Tag Archives: literature

Science Fiction and the Christian

I am a weekend writer. I’m neither published or all that good; I don’t write as a trade, though the possibility has some appeal to me. I write because I enjoy creating worlds, characters, and events for those characters to encounter. More than anything I like literary moments, the particular feel of a certain time, place, event, and emotion. I try to recreate these narrative moments I have in my head by spinning stories around them, and the exercise is both incredibly taxing and rewarding.

Writers by nature write what they enjoy. More often than not, a writer is an aficionado of whatever genre s/he is writing in. They write what they know and are accustomed to, allowing expertise and familiarity to enrich their capabilities as a writer. Since my youth I have dearly loved space science fiction. My love for the genre has grown steadily over the years, from my Star Wars obsession of the early 2000s to recent trysts with Firefly (arguably one of the best science fiction TV series ever canceled) and Orson Scott Card’s Ender’s Game. I love the thrill of a new world, discovering an alien race, voyaging across space, and fighting whatever inter-planetary evil that might arise along the way. If I lived in the Star Wars or Star Trek universe, where aliens are usually humanoid and relatively relatable, I would be a xenobiologist, no question. The idea of studying an entirely different sentient race is fascinating to me.

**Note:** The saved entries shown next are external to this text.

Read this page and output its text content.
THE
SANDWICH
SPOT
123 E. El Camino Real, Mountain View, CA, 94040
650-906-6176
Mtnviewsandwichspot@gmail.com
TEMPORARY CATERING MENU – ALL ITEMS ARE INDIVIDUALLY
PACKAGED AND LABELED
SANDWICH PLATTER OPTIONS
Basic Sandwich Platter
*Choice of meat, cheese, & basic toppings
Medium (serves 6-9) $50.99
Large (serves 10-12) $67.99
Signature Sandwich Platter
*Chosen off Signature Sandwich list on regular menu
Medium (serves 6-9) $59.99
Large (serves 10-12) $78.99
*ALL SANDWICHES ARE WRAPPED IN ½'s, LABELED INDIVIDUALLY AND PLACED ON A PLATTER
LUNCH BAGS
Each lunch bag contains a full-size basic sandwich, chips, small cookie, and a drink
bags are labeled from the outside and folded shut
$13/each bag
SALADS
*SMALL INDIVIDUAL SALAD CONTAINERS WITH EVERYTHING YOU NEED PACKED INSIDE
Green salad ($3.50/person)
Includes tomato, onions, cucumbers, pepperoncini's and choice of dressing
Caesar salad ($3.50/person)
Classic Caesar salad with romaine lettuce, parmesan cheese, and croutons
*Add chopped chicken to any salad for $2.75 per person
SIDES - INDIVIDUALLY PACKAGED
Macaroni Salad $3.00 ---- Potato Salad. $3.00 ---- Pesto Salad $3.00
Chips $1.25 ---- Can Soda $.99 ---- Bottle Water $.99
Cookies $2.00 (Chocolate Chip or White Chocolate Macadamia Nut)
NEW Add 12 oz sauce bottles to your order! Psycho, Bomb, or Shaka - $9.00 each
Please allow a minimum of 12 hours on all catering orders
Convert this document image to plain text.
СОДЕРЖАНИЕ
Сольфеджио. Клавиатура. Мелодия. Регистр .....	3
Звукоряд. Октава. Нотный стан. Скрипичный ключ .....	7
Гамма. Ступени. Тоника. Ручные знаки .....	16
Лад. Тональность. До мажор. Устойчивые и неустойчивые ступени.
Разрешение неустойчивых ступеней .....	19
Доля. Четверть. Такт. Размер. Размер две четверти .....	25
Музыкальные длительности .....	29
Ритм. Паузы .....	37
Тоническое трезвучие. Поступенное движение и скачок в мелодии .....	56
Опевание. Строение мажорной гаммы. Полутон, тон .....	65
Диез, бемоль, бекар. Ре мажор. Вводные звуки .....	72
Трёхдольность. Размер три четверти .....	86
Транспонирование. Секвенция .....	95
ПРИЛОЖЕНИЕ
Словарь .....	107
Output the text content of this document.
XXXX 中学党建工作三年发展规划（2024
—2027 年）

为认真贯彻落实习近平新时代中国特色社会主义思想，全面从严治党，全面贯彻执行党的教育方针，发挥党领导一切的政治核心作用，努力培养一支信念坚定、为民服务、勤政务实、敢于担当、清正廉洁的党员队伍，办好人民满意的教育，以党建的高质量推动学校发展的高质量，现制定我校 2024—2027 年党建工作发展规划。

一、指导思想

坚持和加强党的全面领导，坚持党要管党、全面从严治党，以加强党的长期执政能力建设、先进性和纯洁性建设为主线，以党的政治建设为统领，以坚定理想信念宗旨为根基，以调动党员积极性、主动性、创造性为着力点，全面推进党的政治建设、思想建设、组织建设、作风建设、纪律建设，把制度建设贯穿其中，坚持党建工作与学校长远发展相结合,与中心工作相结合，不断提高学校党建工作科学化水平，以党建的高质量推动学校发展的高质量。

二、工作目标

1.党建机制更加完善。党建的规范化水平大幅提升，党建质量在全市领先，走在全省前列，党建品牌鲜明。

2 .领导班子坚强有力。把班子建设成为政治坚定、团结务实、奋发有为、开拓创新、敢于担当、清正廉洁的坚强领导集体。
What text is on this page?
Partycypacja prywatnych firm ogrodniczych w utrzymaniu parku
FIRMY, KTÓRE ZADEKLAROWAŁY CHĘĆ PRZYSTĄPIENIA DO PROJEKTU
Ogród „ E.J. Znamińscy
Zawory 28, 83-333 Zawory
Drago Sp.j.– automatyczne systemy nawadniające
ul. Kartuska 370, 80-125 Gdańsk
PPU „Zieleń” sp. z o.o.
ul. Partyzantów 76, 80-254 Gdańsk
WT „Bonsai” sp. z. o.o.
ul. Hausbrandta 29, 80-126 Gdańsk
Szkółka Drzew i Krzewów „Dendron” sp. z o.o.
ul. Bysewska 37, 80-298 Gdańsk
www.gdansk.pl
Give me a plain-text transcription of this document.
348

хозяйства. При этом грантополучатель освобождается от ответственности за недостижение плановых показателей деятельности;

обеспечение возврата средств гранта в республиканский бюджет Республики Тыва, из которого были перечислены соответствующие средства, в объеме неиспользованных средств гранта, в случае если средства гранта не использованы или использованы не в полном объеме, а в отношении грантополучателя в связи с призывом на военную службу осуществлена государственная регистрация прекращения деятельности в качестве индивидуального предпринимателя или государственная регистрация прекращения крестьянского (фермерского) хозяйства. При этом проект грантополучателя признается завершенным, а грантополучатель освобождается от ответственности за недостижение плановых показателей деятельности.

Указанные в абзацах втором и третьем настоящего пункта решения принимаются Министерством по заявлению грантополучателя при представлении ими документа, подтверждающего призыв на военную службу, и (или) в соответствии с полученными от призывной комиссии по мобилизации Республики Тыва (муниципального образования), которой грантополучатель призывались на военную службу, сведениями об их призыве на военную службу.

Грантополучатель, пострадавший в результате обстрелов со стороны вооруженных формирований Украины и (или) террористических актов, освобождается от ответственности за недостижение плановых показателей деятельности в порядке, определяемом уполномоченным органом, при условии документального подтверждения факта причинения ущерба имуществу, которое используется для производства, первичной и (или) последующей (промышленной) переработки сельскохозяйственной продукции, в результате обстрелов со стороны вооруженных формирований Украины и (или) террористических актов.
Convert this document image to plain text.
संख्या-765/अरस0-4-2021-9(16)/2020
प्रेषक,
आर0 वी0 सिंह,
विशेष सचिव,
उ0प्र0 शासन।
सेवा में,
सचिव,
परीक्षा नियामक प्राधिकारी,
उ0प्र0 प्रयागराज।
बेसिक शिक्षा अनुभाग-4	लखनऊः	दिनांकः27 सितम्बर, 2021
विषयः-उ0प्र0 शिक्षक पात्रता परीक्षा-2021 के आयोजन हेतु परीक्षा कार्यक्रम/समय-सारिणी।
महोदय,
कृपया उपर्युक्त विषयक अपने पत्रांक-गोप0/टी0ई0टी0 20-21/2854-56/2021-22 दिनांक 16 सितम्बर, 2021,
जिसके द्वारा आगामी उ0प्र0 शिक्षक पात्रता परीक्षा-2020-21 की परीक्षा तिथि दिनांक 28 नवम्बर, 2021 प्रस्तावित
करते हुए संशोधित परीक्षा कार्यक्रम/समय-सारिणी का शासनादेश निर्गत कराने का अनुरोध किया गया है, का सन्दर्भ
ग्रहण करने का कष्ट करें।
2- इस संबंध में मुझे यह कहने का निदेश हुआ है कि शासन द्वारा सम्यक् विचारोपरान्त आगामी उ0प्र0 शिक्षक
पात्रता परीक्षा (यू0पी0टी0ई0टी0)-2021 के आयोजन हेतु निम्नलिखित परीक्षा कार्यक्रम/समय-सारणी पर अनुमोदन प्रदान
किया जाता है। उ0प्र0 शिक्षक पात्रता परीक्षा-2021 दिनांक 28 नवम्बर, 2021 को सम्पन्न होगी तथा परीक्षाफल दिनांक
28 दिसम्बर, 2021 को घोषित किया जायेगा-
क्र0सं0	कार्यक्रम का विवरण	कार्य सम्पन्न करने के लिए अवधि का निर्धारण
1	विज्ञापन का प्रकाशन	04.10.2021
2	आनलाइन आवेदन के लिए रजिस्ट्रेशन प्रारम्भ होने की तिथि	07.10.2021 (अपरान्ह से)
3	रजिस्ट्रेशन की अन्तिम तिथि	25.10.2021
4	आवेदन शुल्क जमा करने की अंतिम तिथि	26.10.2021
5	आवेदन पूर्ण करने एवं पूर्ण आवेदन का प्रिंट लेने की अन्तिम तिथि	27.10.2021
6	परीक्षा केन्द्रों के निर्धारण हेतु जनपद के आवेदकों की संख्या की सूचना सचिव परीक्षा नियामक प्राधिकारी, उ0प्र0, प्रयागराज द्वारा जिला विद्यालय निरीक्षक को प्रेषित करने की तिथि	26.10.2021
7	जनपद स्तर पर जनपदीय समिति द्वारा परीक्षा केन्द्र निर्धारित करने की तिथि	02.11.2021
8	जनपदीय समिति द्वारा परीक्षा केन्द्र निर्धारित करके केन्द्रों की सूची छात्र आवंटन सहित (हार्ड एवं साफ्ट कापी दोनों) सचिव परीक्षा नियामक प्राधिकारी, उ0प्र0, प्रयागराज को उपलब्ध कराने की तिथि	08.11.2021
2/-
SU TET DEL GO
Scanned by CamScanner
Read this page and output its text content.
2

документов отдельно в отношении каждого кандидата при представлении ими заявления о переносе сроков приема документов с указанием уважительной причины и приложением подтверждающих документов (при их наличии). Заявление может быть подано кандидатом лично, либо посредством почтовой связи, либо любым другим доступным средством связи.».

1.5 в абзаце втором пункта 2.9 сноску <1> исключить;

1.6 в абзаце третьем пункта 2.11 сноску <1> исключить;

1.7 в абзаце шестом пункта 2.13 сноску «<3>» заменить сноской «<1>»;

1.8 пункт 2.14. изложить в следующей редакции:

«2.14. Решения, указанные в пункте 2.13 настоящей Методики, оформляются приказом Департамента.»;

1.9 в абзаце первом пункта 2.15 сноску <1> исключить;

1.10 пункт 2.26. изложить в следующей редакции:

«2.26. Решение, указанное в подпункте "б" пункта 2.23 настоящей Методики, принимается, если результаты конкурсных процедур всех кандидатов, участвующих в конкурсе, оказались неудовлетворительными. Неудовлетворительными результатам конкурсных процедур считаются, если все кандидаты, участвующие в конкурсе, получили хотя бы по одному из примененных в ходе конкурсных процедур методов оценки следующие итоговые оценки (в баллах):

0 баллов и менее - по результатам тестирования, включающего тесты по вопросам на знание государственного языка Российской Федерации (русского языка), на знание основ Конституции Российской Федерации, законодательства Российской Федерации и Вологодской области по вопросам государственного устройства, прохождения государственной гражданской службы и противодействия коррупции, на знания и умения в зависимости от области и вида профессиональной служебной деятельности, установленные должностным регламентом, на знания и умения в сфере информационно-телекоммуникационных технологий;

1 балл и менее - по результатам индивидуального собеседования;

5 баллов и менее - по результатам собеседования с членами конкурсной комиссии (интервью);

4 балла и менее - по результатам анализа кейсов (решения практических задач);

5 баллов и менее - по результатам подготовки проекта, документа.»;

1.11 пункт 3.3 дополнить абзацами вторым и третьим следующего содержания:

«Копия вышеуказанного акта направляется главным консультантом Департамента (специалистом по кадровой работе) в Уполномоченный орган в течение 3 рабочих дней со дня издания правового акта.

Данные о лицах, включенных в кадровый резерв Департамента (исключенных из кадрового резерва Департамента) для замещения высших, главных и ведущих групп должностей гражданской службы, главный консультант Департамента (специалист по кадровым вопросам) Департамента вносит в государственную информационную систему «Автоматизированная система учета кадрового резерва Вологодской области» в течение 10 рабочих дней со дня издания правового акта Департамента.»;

But I just can’t write it. I can rarely bring myself to actually pen a space story, much less one with other beings from other planets. Because I believe the Bible, which says God created the world for the express purpose of showing created beings how good he the Creator is, I have an incredibly hard time writing a story that lies outside of that worldview. I don’t readily abandon what I know to be true to create a work of fiction that disagrees with the truth of scripture. And yet I love reading about these worlds.

It’s this interesting dualism that I came to while trying to begin my latest idea. Why do I enjoy fictional realms that don’t agree with the gospel? I think there is one redeemable aspect to the whole business, namely the constant struggle of good and evil and the need for good in the universe, however undefined that term may be. However, the other side of the coin is more sinister.

In every space science fiction story, we or some other race are voyaging outward, making contact, and discovering new things. It’s adventurous and interesting, far more so than this dull earth we know. We enjoy space fiction for the same reason people have always enjoyed fiction: it’s limitless escapism. We can get out of the life we are oh so familiar with and, voyaging out, find a more agreeable reality to live in, if only briefly.

I’m not claiming any inherent wrongness to enjoying fiction. But I wonder, from my experience, where the line must be drawn between enjoying a world devoid of Christ and professing a world in which Jesus is King. I think, when it comes to fiction, we have to watch our hearts carefully, and ask ourselves which world we would rather live in, and why. If it’s a fictional realm, it’s because we want the story to cater to our liking, maybe even revolve around us. And that’s the story we’ve preferred since the Garden.